The nearly $ 3 billion (2, 2.3 billion) market has been structured as a passive investment, but one doubts that Musk intends to buy and keep it for eternity. This is not his style. Potential plot lines include a request for a board position or even a full redemption offer on time, analysts speculate, not unreasonably. The latter can afford it. Musk has not said anything about his intentions, but it was impossible to miss the big experiment in advance. He flirted with the idea of ​​launching his own social networking platform and conducted an unscientific poll on Twitter asking if the platform “strictly adheres” to the principles of free speech. He sounds like a man in some kind of post, not just a man who is in pain for previous conflicts with US financial regulators over his Twitter activity. Independent Tesla executives are never likely to restrict Musk’s extracurricular activities, especially this one: the high public profile of the boss has saved the company a fortune in advertising dollars over the years. Likewise, however, it is difficult to see any positive results for the company if Musk is drawn into toxic battles over the role of social media in the US political landscape. Leading the way in the electric vehicle revolution is quite difficult without unnecessary detours.
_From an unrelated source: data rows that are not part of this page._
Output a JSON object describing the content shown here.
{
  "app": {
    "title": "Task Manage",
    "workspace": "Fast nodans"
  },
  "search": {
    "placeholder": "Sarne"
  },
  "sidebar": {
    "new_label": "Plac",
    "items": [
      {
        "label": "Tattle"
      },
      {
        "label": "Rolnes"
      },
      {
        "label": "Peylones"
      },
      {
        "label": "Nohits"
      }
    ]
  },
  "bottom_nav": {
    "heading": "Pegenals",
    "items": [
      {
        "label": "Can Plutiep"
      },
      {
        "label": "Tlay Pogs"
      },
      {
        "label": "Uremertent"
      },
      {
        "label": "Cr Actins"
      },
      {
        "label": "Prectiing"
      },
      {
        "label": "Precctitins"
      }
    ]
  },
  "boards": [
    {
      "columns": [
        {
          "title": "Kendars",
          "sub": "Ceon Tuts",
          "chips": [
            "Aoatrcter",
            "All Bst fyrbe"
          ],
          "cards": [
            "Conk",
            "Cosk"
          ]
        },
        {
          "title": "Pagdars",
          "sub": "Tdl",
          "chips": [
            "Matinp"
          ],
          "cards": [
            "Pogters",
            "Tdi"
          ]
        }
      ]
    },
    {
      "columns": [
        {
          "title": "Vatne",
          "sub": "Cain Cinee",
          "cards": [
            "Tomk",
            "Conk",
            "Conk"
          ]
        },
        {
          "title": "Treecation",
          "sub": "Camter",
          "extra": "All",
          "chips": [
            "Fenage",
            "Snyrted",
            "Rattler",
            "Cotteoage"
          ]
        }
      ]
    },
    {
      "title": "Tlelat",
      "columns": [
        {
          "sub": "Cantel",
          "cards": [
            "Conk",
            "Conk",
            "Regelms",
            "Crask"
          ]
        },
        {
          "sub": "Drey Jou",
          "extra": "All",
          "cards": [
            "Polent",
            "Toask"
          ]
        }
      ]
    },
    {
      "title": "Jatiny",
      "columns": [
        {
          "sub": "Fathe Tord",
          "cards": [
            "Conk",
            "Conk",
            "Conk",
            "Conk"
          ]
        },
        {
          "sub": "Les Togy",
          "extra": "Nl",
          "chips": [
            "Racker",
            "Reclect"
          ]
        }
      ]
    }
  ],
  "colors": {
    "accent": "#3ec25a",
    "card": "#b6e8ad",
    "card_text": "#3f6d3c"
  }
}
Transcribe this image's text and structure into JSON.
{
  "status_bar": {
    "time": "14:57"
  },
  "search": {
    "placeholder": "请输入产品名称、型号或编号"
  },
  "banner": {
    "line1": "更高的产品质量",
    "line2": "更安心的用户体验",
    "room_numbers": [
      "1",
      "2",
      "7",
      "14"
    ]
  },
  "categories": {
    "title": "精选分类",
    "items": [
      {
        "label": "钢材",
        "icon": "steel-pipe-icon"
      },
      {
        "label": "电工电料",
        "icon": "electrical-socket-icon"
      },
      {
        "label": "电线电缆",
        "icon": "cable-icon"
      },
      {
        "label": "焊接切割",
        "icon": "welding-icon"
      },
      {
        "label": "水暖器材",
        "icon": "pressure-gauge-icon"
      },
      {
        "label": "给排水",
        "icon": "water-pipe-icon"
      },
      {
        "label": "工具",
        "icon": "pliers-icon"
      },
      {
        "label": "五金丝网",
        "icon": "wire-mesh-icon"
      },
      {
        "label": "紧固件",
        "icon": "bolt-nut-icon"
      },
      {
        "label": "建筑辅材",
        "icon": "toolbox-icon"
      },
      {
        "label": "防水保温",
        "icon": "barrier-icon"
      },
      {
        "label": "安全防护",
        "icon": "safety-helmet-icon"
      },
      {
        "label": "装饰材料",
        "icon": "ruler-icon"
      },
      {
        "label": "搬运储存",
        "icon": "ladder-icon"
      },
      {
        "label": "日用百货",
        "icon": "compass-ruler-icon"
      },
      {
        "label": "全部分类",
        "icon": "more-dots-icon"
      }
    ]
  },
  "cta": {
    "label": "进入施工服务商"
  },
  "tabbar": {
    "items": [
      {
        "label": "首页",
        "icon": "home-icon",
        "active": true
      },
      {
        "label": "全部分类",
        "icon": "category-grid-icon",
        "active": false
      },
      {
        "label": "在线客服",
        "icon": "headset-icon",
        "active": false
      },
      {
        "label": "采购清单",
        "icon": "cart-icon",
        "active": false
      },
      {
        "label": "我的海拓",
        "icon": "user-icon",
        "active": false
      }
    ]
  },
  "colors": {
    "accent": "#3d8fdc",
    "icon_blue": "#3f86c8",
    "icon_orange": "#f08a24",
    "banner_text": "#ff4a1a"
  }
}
Ted Baker should not be afraid to say no to private equity

There were two directions that Ted Baker could have followed after the departure of founder Ray Kelvin in 2019. One would include warnings of drift and more profits – we have seen this scenario in the fashion industry sometimes after the founders left. . Alternatively, the business could be reorganized and focused on heavy day-to-day work, such as getting off the discount runway. The latter, fortunately, seems to have happened under CEO Rachel Osborne, who arrived as CFO and found herself at the top of the position in no time. A massively declining £ 105m share set at 75p in June 2020 to correct the balance sheet means the old τιμή 20 share price will never return, but, functionally, Ted Baker seems to have some basics correctly. Sales increased by 35% last year and the damage to the brand seems minimal. Therefore, the interest from private funds is not surprising. With a market capitalization of 0 270 million, Ted Baker is making an interesting bet. The balance sheet is clean these days, there is a growing international presence and e-commerce sales in the UK are already half of the total for the last six months. The trend after the lockdown to the smarter kit also works to the benefit of the company. The board had already rejected New York-based approaches from Sycamore Partners at 130p and 137.5p. It has now received an improved offer from the same source and at least one other potential bidder has appeared. Under the circumstances, switching to a formal sales process, which means not being bound by standard bidding schedules, is a legitimate way to proceed. However, judging the fair value of a company recovering from a volatile lockout period is not straightforward. Toscafund, with a 28% stake, will have an opinion, but one probably wants to know how far the board thinks it could go under its own steam. Ted Baker obviously does not need rescue. If none of the offers are absolutely exciting, managers should not be afraid to say no.

The Treasury Department does not need a modern NFT

There is nothing wrong with the Treasury Department taking an exploratory walk around the cryptocurrency block, if we talk about “stablecoins”, ie cryptocurrencies linked to a fiat currency as opposed to cryptocurrencies, which seem to be more than just vehicles. for wild speculation. Stablecoins could actually generate profits for businesses and consumers by reducing transaction costs if payments are made within a strong regulatory system. However, Chancellor Risi Sunak is rather undermining the idea of ​​high-standard regulatory seriousness by dealing with a non-exchangeable badge or NFT. The Royal Mint was asked to create an NFT “as an emblem of the future approach that the United Kingdom is determined to follow”. Do not rush all at once. The Treasury Department would do well to stick to boring technical assessments of payment systems. no need to do modern stunts.